Ukkonen Builder

Ukkonen’s algorithm is very similar to McCreight’s.

McCreight1976

Ukkonen1995

English

step

phase

round

locus

implicit state

node + substring

locus node

explicit state

node

branching state

internal node

final state

leaf

arc

transition function

edge

suffix link

suffix function

suffix pointer

head

active point

contracted locus

canonical representation

parent node

scan

search

rescan

canonize

fast-forward search

The differences are: In round \(i\) Ukkonen inserts character \(t_i\) into the tree while McCreight inserts the whole suffix \(t_i\dots t_n\). Ukkonen’s algorithm does not need to know the characters following \(t_i\). It can build a tree from a Python generator and be ready in constant time after the last character was generated.

McCreight’s algorithm is easier to understand. McCreight inserts one leaf and at most one internal node per round. It is not clear beforehand how many leafs and internal nodes a round in Ukkonen’s will insert: in Fig. 2 of Ukkonen’s paper, the last round creates 2 internal nodes and 3 new leaves, while both preceding rounds created nothing.

Some annotations to Ukkonen’s paper follow:

Ukkonen identifies subsequences by two indices: \(k\) and \(p\). In a generalized suffix tree these are not sufficient to uniquely identify a subsequence, we also need to know to which sequence \(k\) and \(p\) are referring. So instead of using the parameter pair \((k,p)\) we use three parameters: \((S,k,p)\). We also prefer to name them: S, start, end.

We also have two problems with indices: The first is that Python indices start with 0 while Ukkonen’s start with 1. The second is that Python indices point to one beyond the end while Ukkonen’s point to the end. In conclusion: Ukkonen’s \(1..2\) becomes Python’s [0:2].

Ukkonen treats the suffix trie as an automaton and thus uses transition function to describe what a mere mortal would call an edge, and explicit state \(s\) to describe what the rest of us would call a node. Edges in a trie are labeled by one character only. A branching state is an internal node, a final state is a leaf node. Every node in the trie represents a substring and every leaf node represents a suffix. The converse is true. The node representing the string \(abc\) is called \(\overline{abc}\).

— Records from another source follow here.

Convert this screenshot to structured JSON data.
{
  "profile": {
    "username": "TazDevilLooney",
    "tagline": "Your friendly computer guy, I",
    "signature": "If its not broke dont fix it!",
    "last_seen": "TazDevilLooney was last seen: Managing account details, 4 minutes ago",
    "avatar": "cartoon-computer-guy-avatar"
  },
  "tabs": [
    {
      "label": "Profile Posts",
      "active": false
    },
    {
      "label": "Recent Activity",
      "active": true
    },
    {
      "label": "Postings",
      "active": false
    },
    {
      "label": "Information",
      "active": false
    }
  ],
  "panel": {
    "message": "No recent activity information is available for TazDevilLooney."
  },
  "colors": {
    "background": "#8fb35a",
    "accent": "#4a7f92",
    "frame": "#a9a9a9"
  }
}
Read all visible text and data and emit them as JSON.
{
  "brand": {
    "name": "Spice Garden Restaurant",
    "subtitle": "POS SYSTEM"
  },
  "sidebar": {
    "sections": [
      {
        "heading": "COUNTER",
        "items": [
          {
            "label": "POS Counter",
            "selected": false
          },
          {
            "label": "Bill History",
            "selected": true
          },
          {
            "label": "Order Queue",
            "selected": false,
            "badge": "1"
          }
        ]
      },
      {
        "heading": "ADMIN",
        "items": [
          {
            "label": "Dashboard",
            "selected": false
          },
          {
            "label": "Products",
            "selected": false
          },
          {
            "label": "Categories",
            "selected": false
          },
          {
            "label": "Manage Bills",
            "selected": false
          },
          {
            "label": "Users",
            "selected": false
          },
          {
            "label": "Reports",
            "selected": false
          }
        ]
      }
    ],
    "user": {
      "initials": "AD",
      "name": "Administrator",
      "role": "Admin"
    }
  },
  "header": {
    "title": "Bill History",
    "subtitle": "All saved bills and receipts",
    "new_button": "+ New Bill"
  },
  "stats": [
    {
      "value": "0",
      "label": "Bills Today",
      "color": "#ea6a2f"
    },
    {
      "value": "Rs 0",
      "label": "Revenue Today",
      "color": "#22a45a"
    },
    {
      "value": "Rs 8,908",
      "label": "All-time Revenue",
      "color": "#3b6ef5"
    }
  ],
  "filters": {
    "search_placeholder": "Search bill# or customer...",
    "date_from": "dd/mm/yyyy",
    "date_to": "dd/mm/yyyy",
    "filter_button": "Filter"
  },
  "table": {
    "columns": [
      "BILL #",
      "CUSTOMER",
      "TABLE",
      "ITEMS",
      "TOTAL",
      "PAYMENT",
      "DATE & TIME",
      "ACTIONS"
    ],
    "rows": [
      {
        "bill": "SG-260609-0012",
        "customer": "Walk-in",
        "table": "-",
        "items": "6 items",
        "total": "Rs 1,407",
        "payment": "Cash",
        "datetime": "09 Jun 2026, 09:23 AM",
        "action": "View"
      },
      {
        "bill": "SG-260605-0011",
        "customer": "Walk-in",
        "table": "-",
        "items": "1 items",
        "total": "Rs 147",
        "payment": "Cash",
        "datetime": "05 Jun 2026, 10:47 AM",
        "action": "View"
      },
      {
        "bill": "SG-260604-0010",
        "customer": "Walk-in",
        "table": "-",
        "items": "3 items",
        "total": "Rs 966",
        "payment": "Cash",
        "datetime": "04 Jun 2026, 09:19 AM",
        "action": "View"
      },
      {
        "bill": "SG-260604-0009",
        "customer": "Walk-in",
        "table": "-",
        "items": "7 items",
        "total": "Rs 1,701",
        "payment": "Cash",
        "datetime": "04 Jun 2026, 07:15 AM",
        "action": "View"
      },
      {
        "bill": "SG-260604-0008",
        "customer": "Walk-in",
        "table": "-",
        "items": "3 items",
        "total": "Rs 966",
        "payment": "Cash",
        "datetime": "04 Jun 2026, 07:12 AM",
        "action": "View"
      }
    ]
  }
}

A suffix tree is a compressed suffix trie without those internal nodes that have only one child. Edges in a tree are labeled by more than one character. As a consequence those states in the trie that had their nodes removed become implicit states in the tree. Those that still retain their nodes are explicit states. Explicit substrings always end on a node, implicit ones end in the middle of an edge (but can be made explict by splitting the edge).

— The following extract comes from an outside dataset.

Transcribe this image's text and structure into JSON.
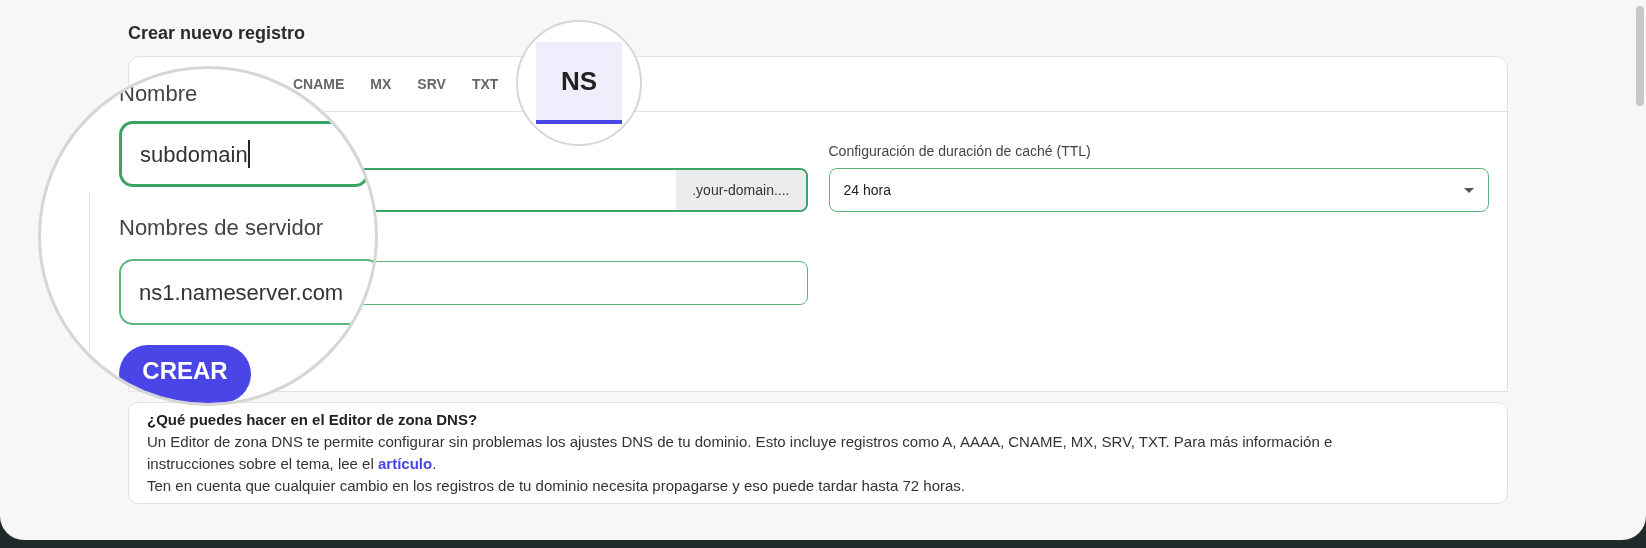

States are represented by the triple: \((s,(k,p))\), which is a node and a substring going out of the node. There may be more than one such representation. Remember that we use node, S, start, end instead.

The canonical representation of a state is: the state itself and an empty substring if explicit, the nearest node above the state and the shortest possible substring if implicit.

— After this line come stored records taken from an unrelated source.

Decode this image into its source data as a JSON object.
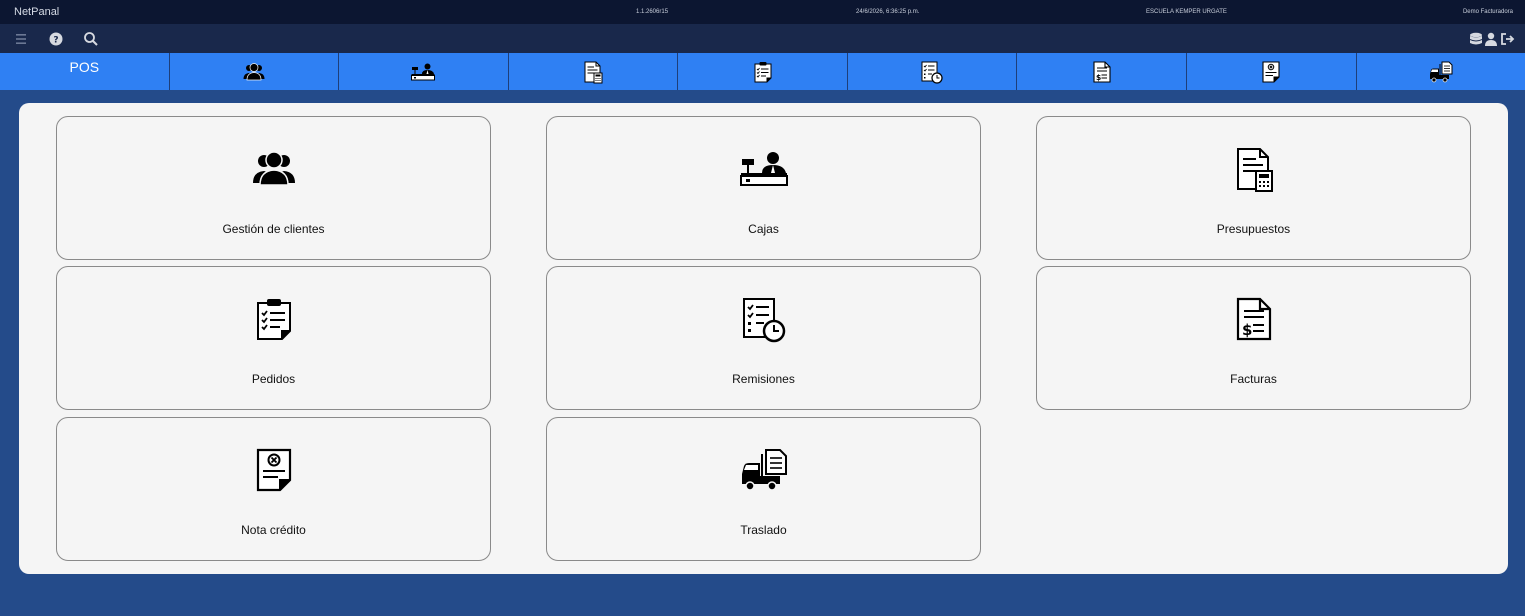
{
  "titlebar": {
    "app_name": "NetPanal",
    "version": "1.1.2606r15",
    "datetime": "24/6/2026, 6:36:25 p.m.",
    "company": "ESCUELA KEMPER URGATE",
    "user": "Demo Facturadora"
  },
  "toolbar": {
    "left_icons": [
      "menu-icon",
      "help-icon",
      "search-icon"
    ],
    "right_icons": [
      "database-icon",
      "user-icon",
      "logout-icon"
    ]
  },
  "modules": {
    "pos_label": "POS",
    "tabs": [
      "clients-icon",
      "cashier-icon",
      "budget-icon",
      "orders-icon",
      "remissions-icon",
      "invoice-icon",
      "credit-note-icon",
      "transfer-icon"
    ]
  },
  "cards": [
    {
      "label": "Gestión de clientes",
      "icon": "clients-icon"
    },
    {
      "label": "Cajas",
      "icon": "cashier-icon"
    },
    {
      "label": "Presupuestos",
      "icon": "budget-icon"
    },
    {
      "label": "Pedidos",
      "icon": "orders-icon"
    },
    {
      "label": "Remisiones",
      "icon": "remissions-icon"
    },
    {
      "label": "Facturas",
      "icon": "invoice-icon"
    },
    {
      "label": "Nota crédito",
      "icon": "credit-note-icon"
    },
    {
      "label": "Traslado",
      "icon": "transfer-icon"
    }
  ],
  "colors": {
    "titlebar": "#0c1631",
    "toolbar": "#19284b",
    "module_bar": "#2f80f3",
    "background": "#244b8a",
    "panel": "#f5f5f5"
  }
}
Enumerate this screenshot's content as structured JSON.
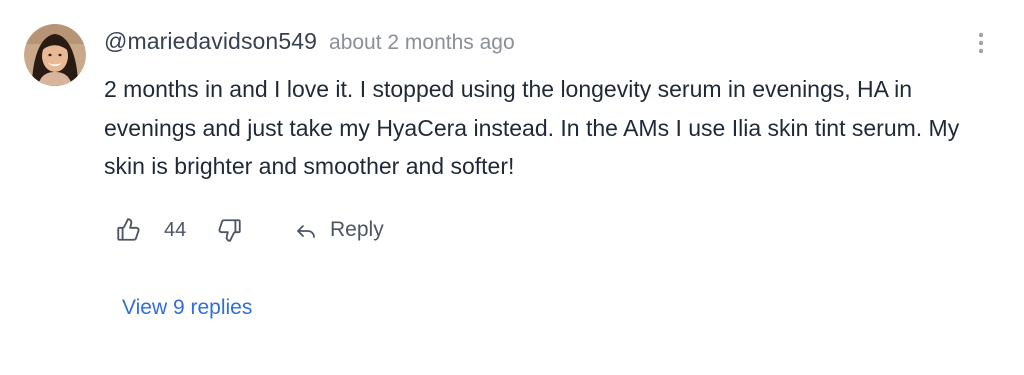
{
  "comment": {
    "username": "@mariedavidson549",
    "timestamp": "about 2 months ago",
    "body": "2 months in and I love it. I stopped using the longevity serum in evenings, HA in evenings and just take my HyaCera instead. In the AMs I use Ilia skin tint serum. My skin is brighter and smoother and softer!",
    "like_count": "44",
    "reply_label": "Reply",
    "view_replies_label": "View 9 replies"
  },
  "icons": {
    "avatar": "user-avatar-photo",
    "more": "more-vertical-icon",
    "like": "thumbs-up-icon",
    "dislike": "thumbs-down-icon",
    "reply": "reply-arrow-icon"
  },
  "colors": {
    "text": "#1f2937",
    "muted": "#8a8f98",
    "link": "#2f6fdc"
  }
}
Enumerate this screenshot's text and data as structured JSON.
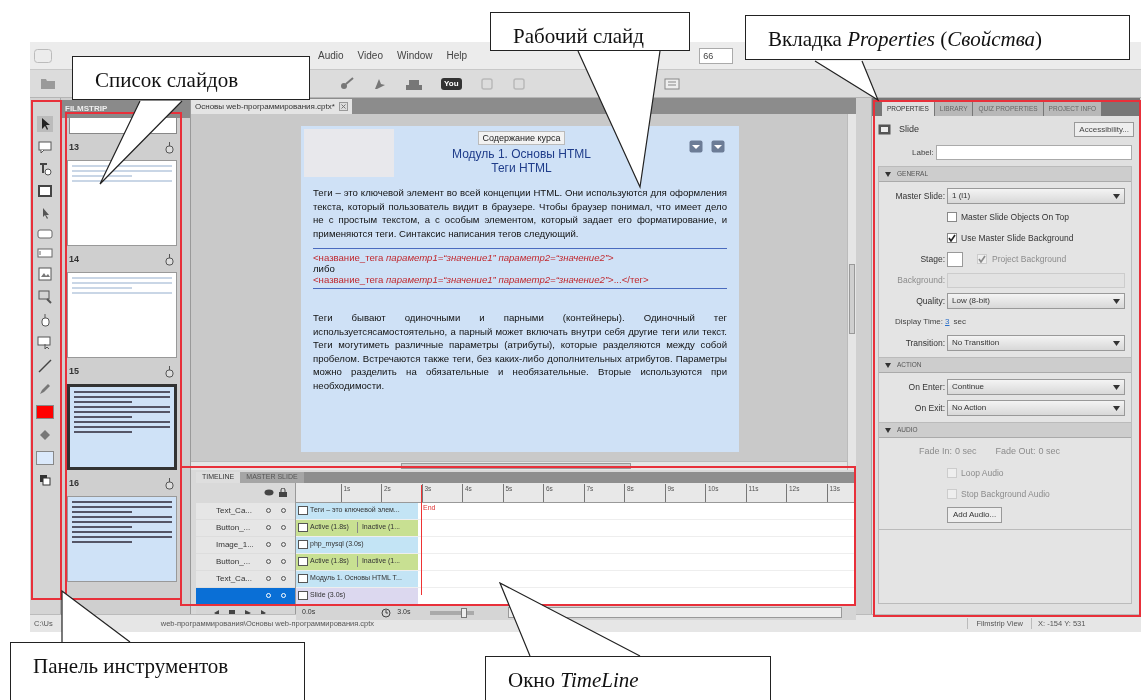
{
  "menu": {
    "items": [
      "Audio",
      "Video",
      "Window",
      "Help"
    ],
    "zoom_field": "66"
  },
  "toolbar": {
    "logo_text": "You"
  },
  "filmstrip": {
    "title": "FILMSTRIP",
    "slides": [
      {
        "number": "13",
        "kind": "screen",
        "selected": false
      },
      {
        "number": "14",
        "kind": "screen",
        "selected": false
      },
      {
        "number": "15",
        "kind": "text",
        "selected": true
      },
      {
        "number": "16",
        "kind": "text",
        "selected": false
      }
    ]
  },
  "document_tab": {
    "title": "Основы web-программирования.cptx*",
    "selected": true
  },
  "slide": {
    "button": "Содержание курса",
    "title": "Модуль 1. Основы HTML",
    "subtitle": "Теги HTML",
    "paragraph_1": "Теги – это ключевой элемент во всей концепции HTML. Они используются для оформления текста, который пользователь видит в браузере. Чтобы браузер понимал, что имеет дело не с простым текстом, а с особым элементом, который задает его форматирование, и применяются теги. Синтаксис написания тегов следующий.",
    "syntax": [
      "<название_тега *параметр1=“значение1” параметр2=“значение2”*>",
      "либо",
      "<название_тега *параметр1=“значение1” параметр2=“значение2”*>...</тег>"
    ],
    "paragraph_2": "Теги бывают одиночными и парными (контейнеры). Одиночный тег используетсясамостоятельно, а парный может включать внутри себя другие теги или текст. Теги могутиметь различные параметры (атрибуты), которые разделяются между собой пробелом. Встречаются также теги, без каких-либо дополнительных атрибутов. Параметры можно разделить на обязательные и необязательные. Вторые используются при необходимости."
  },
  "timeline": {
    "tabs": [
      {
        "label": "TIMELINE",
        "selected": true
      },
      {
        "label": "MASTER SLIDE",
        "selected": false
      }
    ],
    "ruler": [
      "1s",
      "2s",
      "3s",
      "4s",
      "5s",
      "6s",
      "7s",
      "8s",
      "9s",
      "10s",
      "11s",
      "12s",
      "13s"
    ],
    "end_label": "End",
    "layers": [
      {
        "name": "Text_Ca...",
        "kind": "text",
        "bar": "Теги – это ключевой элем...",
        "selected": false
      },
      {
        "name": "Button_...",
        "kind": "button",
        "bar": "Active (1.8s)",
        "bar_2": "Inactive (1...",
        "selected": false
      },
      {
        "name": "Image_1...",
        "kind": "image",
        "bar": "php_mysql (3.0s)",
        "selected": false
      },
      {
        "name": "Button_...",
        "kind": "button",
        "bar": "Active (1.8s)",
        "bar_2": "Inactive (1...",
        "selected": false
      },
      {
        "name": "Text_Ca...",
        "kind": "text",
        "bar": "Модуль 1. Основы HTML T...",
        "selected": false
      },
      {
        "kind": "slide",
        "bar": "Slide (3.0s)",
        "selected": true
      }
    ],
    "time": "0.0s",
    "duration": "3.0s",
    "zoom_slider": {
      "level": 0.8
    }
  },
  "properties": {
    "tabs": [
      {
        "label": "PROPERTIES",
        "selected": true
      },
      {
        "label": "LIBRARY",
        "selected": false
      },
      {
        "label": "QUIZ PROPERTIES",
        "selected": false
      },
      {
        "label": "PROJECT INFO",
        "selected": false
      }
    ],
    "object_type": "Slide",
    "accessibility_button": "Accessibility...",
    "label_field": "Label:",
    "sections": [
      {
        "title": "GENERAL",
        "expanded": true,
        "rows": [
          {
            "kind": "select",
            "label": "Master Slide:",
            "value": "1 (l1)"
          },
          {
            "kind": "checkbox",
            "label": "Master Slide Objects On Top",
            "checked": false,
            "disabled": false
          },
          {
            "kind": "checkbox",
            "label": "Use Master Slide Background",
            "checked": true,
            "disabled": false
          },
          {
            "kind": "stage",
            "label": "Stage:",
            "checkbox_label": "Project Background",
            "checked": true,
            "disabled": true
          },
          {
            "kind": "field",
            "label": "Background:",
            "disabled": true
          },
          {
            "kind": "select",
            "label": "Quality:",
            "value": "Low (8-bit)"
          },
          {
            "kind": "time",
            "label": "Display Time:",
            "value": "3",
            "unit": "sec"
          },
          {
            "kind": "select",
            "label": "Transition:",
            "value": "No Transition"
          }
        ]
      },
      {
        "title": "ACTION",
        "expanded": true,
        "rows": [
          {
            "kind": "select",
            "label": "On Enter:",
            "value": "Continue"
          },
          {
            "kind": "select",
            "label": "On Exit:",
            "value": "No Action"
          }
        ]
      },
      {
        "title": "AUDIO",
        "expanded": true,
        "rows": [
          {
            "kind": "fade",
            "label": "Fade In:",
            "value": "0 sec",
            "label_2": "Fade Out:",
            "value_2": "0 sec",
            "disabled": true
          },
          {
            "kind": "checkbox",
            "label": "Loop Audio",
            "checked": false,
            "disabled": true
          },
          {
            "kind": "checkbox",
            "label": "Stop Background Audio",
            "checked": false,
            "disabled": true
          },
          {
            "kind": "button",
            "label": "Add Audio..."
          }
        ]
      }
    ]
  },
  "status_bar": {
    "path_start": "C:\\Us",
    "path_end": "web-программирования\\Основы web-программирования.cptx",
    "view": "Filmstrip View",
    "coordinates": "X: -154 Y: 531"
  },
  "callouts": [
    {
      "text": "Список слайдов"
    },
    {
      "text": "Рабочий слайд"
    },
    {
      "text": "Вкладка *Properties* (*Свойства*)"
    },
    {
      "text": "Панель инструментов"
    },
    {
      "text": "Окно *TimeLine*"
    }
  ]
}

The transition function \(g'(s,(k,p)) = r\) starts at node \(s\) and ends at the state \(r\), which may be a node or an implicit state (in the middle of an edge).

The suffix function \(f(\bar x) = \bar y\) is a link present at each internal node, that points to another node that encodes the same suffix minus the first symbol. Following suffix links you get from: cacao -> acao -> cao -> ao -> a -> root -> aux.

An open transition is any edge going into a leaf. A leaf’s end grows automatically whenever a new symbol is added to the tree.

The boundary path of a trie is the chain of suffix links starting at the deepest state and ending at aux. In a tree the states on the boundary path may be implicit. To follow an implicit boundary path we use substep A and substep B from McCreight’s algorithm.

The active point and end point are states on the boundary path. Active point and end point may be the same point. The active point is the first state on the boundary path that is not a leaf, the end point ist the first state that already has the transition we trying to are add, and if we follow that transition we reach the next active point.

See also

[Ukkonen1995]

Ukkonen’s suffix tree algorithm in plain English https://stackoverflow.com/questions/9452701/

A tree builder that uses Ukkonen’s Algorithm.

This module implements Ukkonen’s algorithm to build a suffix tree in linear time, adapted to generalized suffix trees.

class Builder

Builds the suffix-tree using Ukkonen’s Algorithm.

__init__()
transition(s: Internal, k: int) Tuple[Node, Sequence[Hashable], int, int]

Follow the \(s,S,k\) transition.

Let \(g'(s,(k',p')) = s'\) be the \(t_k\)-transition from \(s\).

Parameters:
Return tuple:

\(s,S,k,p\)

test_and_split(s: Internal, start: int, end: int, t: Hashable) Tuple[bool, Internal]

Test if endpoint and eventually split a transition.

Return True, if s is the end point.

“Tests whether or not a state with canonical reference pair \((s,(k,p))\) is the end point, that is, a state that in \(STrie(T^{i-1})\) would have a \(t_i\)-transition. Symbol \(t_i\) is given as input parameter \(t\). The test result is returned as the first output parameter. If \((s,(k,p))\) is not the end point, then state \((s,(k,p))\) is made explicit (if not already so) by splitting a transition. The explicit state is returned as the second output parameter.” – [Ukkonen1995]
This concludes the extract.